Me chamo Osvaldo e trabalho como Escrevente Técnico Judiciário no Tribunal de Justiça de São Paulo. É um trabalho bastante interessante, se sua lotação for numa sala de audiências. Lá você não faz esforço físico, tem mais ou menos um modelo do que vai escrever e fica sabendo de todas as melhores (ou piores), histórias da cidade.
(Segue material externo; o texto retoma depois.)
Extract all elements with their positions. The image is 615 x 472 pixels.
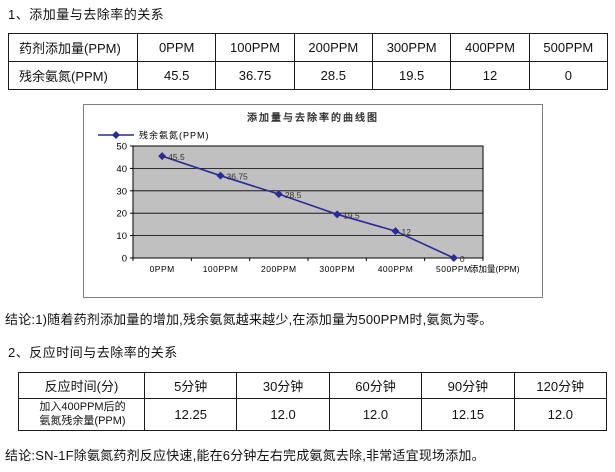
table-cell: 60分钟 (328, 372, 423, 399)
table-cell: 28.5 (293, 61, 373, 90)
row-label-cell: 药剂添加量(PPM) (8, 33, 138, 62)
svg-text:400PPM: 400PPM (378, 264, 414, 274)
svg-text:20: 20 (116, 209, 127, 220)
dosage-table: 药剂添加量(PPM) 0PPM 100PPM 200PPM 300PPM 400… (8, 33, 609, 90)
svg-text:19.5: 19.5 (343, 210, 360, 220)
conclusion2-text: 结论:SN-1F除氨氮药剂反应快速,能在6分钟左右完成氨氮去除,非常适宜现场添加… (5, 448, 485, 463)
svg-text:0: 0 (122, 254, 127, 265)
svg-text:添加量与去除率的曲线图: 添加量与去除率的曲线图 (247, 111, 379, 124)
table-cell: 30分钟 (236, 372, 330, 399)
table-cell: 19.5 (371, 61, 452, 90)
svg-text:0: 0 (460, 254, 465, 264)
svg-text:100PPM: 100PPM (203, 264, 239, 274)
svg-text:残余氨氮(PPM): 残余氨氮(PPM) (139, 130, 210, 141)
svg-text:28.5: 28.5 (285, 190, 302, 200)
svg-text:200PPM: 200PPM (261, 264, 297, 274)
svg-text:40: 40 (116, 164, 127, 175)
table-cell: 12 (450, 61, 530, 90)
table-cell: 12.0 (236, 398, 330, 431)
table-cell: 90分钟 (421, 372, 515, 399)
svg-text:0PPM: 0PPM (150, 264, 175, 274)
svg-text:添加量(PPM): 添加量(PPM) (470, 264, 520, 274)
table-cell: 12.0 (328, 398, 423, 431)
table-cell: 100PPM (215, 33, 295, 62)
svg-text:36.75: 36.75 (227, 172, 249, 182)
row-label-cell: 反应时间(分) (18, 372, 145, 399)
chart-object: 添加量与去除率的曲线图 0 10 20 30 40 50 0PPM 100PPM 200PPM 30… (83, 104, 543, 298)
table-cell: 400PPM (450, 33, 530, 62)
svg-text:10: 10 (116, 231, 127, 242)
reaction-time-table: 反应时间(分) 5分钟 30分钟 60分钟 90分钟 120分钟 加入400PP… (18, 372, 608, 431)
svg-text:30: 30 (116, 186, 127, 197)
svg-text:50: 50 (116, 142, 127, 153)
table-cell: 120分钟 (513, 372, 608, 399)
table-cell: 500PPM (528, 33, 609, 62)
row-label-cell: 残余氨氮(PPM) (8, 61, 138, 90)
table-row: 加入400PPM后的 氨氮残余量(PPM) 12.25 12.0 12.0 12… (18, 398, 608, 431)
table-cell: 36.75 (215, 61, 295, 90)
table-row: 反应时间(分) 5分钟 30分钟 60分钟 90分钟 120分钟 (18, 372, 608, 399)
table-cell: 12.15 (421, 398, 515, 431)
svg-text:300PPM: 300PPM (319, 264, 355, 274)
table-cell: 12.25 (143, 398, 238, 431)
section2-title: 2、反应时间与去除率的关系 (8, 345, 178, 360)
svg-text:12: 12 (402, 227, 412, 237)
table-cell: 5分钟 (143, 372, 238, 399)
table-row: 残余氨氮(PPM) 45.5 36.75 28.5 19.5 12 0 (8, 61, 609, 90)
table-cell: 200PPM (293, 33, 373, 62)
section1-title: 1、添加量与去除率的关系 (8, 7, 165, 22)
row-label-cell: 加入400PPM后的 氨氮残余量(PPM) (18, 398, 145, 431)
table-cell: 0PPM (136, 33, 217, 62)
svg-text:500PPM: 500PPM (436, 264, 472, 274)
table-cell: 0 (528, 61, 609, 90)
conclusion1-text: 结论:1)随着药剂添加量的增加,残余氨氮越来越少,在添加量为500PPM时,氨氮… (5, 312, 493, 327)
table-cell: 300PPM (371, 33, 452, 62)
table-cell: 12.0 (513, 398, 608, 431)
table-row: 药剂添加量(PPM) 0PPM 100PPM 200PPM 300PPM 400… (8, 33, 609, 62)
table-cell: 45.5 (136, 61, 217, 90)
svg-text:45.5: 45.5 (168, 152, 185, 162)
Se for uma cidade pequena, é até melhor, porque aí você conhece as pessoas, provavelmente.
Todo Escrevente que se preze vive de cigarro e café. Eu não fujo dessa regra, mas as semelhanças acabam aí. É que eu sou médium, ou seja, vejo gente morta “o tempo todo”, como disse aquele molequinho do Sexto Sentido.
Nas horas vagas, eu frequento cemitérios, necrotérios, velórios e hospitais, para dar suporte aos espíritos que acabaram de desencarnar.
Geralmente eles não sabem que estão mortos, porque eu chego cedo, por assim dizer. Meu objetivo sempre é evitar que eles fiquem vagando por aí, pois a pior coisa que pode acontecer para uma pessoa, é se transformar em alma penada que anda a esmo.
Sou médium desde criança. A primeira vez que vi um espírito, foi no meu quarto. Eu devia ter uns 4 anos e foi um berreiro só, de madrugada. Meus pais achavam que era coisa da minha cabeça... por muito tempo até eu achei que era mesmo. Mas hoje sei que aquela mulher vestida de noiva e com as tripas todas de fora, era real.
No começo, eu não conseguia distinguir os mortos dos vivos, e por isso meus familiares achavam que eu tinha um coleguinha imaginário. Também pudera! Eles me viam conversando com “o nada” bem frequentemente.
Dos 4 aos 11 anos, mais ou menos, eu sempre conversava com um menino que dizia ter morrido atropelado por um caminhão em 1978. Ele era o único menino que eu conheci, que não gostava de caminhões, o que é compreensível.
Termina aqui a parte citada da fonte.